Plusieurs grands dirigeants talibans actuels ont été formés dans des madrassas pakistanaises, des écoles coraniques, et partagent la vision d’un islam radical, largement répandue dans tout le pays.
Mais la chute de Kaboul aux mains des talibans a surtout entraîné un revirement d’alliance qu’Islamabad souhaite mettre à profit le plus tôt possible.
D’une part le Pakistan a été considéré comme un allié peu fiable par les États-Unis. Mais le pays a néanmoins décidé d'avancer lucidement dans sa stratégie de stabilisation de l'Afghanistan.
Tout espace que les États-Unis cèdent, que ce soit dans leurs relations avec un nouveau gouvernement afghan ou avec le Pakistan, sera occupé principalement par la Chine, et dans une certaine mesure par l'Iran et la Russie.

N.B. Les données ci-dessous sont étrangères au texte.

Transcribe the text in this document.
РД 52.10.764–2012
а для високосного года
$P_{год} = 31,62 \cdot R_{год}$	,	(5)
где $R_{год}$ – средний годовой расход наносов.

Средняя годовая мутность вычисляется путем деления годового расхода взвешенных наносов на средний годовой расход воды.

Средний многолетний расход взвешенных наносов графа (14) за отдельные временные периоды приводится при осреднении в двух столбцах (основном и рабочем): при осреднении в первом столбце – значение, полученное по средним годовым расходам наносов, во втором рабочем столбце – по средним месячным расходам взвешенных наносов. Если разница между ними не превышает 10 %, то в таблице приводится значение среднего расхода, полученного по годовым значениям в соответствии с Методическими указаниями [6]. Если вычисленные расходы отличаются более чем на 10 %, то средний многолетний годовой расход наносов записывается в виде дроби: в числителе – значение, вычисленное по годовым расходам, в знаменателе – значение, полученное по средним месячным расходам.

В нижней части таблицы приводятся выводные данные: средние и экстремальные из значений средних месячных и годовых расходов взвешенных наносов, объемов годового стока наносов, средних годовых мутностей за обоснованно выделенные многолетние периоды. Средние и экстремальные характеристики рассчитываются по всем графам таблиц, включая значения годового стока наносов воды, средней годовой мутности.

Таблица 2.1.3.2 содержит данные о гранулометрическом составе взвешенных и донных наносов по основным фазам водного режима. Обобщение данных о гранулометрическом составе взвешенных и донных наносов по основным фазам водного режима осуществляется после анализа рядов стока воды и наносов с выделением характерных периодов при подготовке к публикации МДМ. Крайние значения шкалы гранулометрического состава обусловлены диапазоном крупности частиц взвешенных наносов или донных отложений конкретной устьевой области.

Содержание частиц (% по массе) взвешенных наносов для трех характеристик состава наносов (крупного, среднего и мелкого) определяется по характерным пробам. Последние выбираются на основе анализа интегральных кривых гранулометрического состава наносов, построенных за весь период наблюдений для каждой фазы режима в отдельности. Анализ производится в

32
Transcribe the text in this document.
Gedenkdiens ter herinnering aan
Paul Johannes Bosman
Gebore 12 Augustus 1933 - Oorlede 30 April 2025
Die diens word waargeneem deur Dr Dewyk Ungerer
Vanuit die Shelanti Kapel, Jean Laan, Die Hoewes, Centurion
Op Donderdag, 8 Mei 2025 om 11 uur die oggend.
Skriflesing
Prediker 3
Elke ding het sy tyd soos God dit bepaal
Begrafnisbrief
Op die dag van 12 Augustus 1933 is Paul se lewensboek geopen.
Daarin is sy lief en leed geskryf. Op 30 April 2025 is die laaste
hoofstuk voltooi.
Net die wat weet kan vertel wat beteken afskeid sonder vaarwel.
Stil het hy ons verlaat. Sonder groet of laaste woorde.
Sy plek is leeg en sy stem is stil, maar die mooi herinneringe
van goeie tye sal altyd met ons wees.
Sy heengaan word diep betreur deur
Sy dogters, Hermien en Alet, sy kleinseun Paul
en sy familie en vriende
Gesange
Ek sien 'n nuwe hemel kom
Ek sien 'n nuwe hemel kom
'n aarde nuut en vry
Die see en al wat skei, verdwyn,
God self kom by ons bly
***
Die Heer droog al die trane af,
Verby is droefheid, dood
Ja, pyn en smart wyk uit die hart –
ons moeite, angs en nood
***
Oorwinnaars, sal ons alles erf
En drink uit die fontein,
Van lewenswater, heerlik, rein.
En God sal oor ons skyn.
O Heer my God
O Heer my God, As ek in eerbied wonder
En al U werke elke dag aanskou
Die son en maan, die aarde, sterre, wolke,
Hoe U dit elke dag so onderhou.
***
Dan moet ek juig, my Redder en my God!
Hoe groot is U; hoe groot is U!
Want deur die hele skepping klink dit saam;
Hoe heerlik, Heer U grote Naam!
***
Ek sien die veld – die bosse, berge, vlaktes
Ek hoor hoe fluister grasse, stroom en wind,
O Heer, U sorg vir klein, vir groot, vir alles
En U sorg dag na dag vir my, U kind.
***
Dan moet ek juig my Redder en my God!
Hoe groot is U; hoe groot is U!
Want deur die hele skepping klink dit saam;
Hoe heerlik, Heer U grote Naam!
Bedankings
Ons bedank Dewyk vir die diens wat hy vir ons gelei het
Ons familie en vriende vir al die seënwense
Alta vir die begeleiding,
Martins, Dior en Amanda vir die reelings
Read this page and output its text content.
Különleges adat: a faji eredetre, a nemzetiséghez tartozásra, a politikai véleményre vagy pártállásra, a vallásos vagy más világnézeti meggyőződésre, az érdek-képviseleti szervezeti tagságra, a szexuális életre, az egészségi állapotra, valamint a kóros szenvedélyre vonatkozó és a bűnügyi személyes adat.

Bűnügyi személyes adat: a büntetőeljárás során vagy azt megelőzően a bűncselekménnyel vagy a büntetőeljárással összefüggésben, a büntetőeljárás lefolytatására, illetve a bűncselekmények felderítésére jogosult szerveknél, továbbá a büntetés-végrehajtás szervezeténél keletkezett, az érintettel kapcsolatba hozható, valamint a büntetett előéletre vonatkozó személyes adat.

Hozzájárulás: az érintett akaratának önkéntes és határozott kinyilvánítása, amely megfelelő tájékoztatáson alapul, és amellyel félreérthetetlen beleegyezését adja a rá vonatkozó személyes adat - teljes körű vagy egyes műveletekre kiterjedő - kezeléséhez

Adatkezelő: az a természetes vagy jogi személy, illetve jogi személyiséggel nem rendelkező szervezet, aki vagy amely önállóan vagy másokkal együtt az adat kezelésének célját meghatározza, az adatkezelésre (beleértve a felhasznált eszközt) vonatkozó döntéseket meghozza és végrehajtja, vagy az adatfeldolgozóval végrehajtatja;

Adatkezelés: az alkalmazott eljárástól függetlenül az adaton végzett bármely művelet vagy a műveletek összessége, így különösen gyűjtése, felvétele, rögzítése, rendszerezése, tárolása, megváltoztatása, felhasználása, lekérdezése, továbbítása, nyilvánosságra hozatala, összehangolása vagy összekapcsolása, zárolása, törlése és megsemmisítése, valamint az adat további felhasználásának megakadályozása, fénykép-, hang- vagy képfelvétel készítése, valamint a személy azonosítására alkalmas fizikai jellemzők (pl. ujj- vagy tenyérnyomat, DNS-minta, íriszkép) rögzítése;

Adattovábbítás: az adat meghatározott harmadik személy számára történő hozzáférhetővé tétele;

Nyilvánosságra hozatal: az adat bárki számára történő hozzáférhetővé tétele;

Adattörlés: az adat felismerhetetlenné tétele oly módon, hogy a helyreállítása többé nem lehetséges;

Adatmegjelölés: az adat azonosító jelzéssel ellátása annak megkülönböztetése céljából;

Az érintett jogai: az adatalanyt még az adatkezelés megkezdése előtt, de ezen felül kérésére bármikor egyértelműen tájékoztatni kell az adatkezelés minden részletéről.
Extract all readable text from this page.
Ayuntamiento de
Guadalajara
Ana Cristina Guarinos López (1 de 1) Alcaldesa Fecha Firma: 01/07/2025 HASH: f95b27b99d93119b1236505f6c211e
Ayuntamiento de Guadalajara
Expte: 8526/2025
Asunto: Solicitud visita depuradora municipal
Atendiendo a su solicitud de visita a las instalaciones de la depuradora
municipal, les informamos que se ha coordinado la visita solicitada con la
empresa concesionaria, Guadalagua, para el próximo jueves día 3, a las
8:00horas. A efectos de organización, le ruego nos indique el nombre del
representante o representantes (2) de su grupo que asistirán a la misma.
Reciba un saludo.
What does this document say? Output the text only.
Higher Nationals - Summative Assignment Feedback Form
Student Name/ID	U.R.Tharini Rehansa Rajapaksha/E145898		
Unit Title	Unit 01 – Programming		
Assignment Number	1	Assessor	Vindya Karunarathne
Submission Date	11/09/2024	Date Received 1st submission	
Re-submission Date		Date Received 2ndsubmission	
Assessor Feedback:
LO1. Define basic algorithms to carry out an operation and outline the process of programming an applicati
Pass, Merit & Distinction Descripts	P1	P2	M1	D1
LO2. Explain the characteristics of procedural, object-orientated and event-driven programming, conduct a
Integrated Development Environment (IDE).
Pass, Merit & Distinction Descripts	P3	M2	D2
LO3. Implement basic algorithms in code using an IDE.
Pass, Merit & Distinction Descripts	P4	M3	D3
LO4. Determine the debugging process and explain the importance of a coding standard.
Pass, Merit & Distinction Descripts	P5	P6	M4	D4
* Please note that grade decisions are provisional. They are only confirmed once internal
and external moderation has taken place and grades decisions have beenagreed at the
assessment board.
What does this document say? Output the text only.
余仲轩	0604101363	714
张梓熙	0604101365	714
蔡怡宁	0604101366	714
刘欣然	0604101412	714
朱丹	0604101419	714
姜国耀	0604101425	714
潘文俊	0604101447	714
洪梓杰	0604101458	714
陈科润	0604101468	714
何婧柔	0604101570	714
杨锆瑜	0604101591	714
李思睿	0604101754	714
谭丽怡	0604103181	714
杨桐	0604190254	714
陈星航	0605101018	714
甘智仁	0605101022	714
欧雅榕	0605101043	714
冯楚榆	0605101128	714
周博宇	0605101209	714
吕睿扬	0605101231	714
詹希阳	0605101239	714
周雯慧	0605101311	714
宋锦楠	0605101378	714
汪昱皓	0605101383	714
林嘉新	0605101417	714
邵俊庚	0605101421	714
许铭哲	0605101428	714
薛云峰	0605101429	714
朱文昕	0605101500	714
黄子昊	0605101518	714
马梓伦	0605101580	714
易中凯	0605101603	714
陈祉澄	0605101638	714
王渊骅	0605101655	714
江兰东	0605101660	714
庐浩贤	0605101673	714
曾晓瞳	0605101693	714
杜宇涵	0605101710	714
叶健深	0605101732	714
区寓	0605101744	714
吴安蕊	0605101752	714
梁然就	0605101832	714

Le Pakistan estime quant à lui qu’il est impératif qu’un gouvernement favorable à ses intérêts soit établi sur le territoire afghan, afin de peser sur le conflit indo-pakistanais.
En effet, le Pakistan accuse son grand rival indien de chercher à exploiter ses divisions ethniques et linguistiques à l’Ouest pour déstabiliser le pays. Les bonnes relations de l'Inde avec le gouvernement de l'ancien président afghan Ashraf Ghani n'ont rien fait pour apaiser cette inquiétude. Un futur gouvernement taliban pourrait alors favoriser le Pakistan dans ce conflit, notamment en offrant un refuge aux groupes djihadistes anti-indiens. La peur d’être pris en tenaille par deux États défavorables au Pakistan s’est éloignée depuis la mi-août.
Mais après le départ américain, certains Afghans ne souhaitent pas voir un nouvel État prendre pied dans leur pays. Les manifestations de ce mardi ont finalement été réprimées par les armes, lorsque les talibans ont décidé de tirer en l’air pour disperser la foule, tout en procédant à plusieurs dizaines d’arrestations.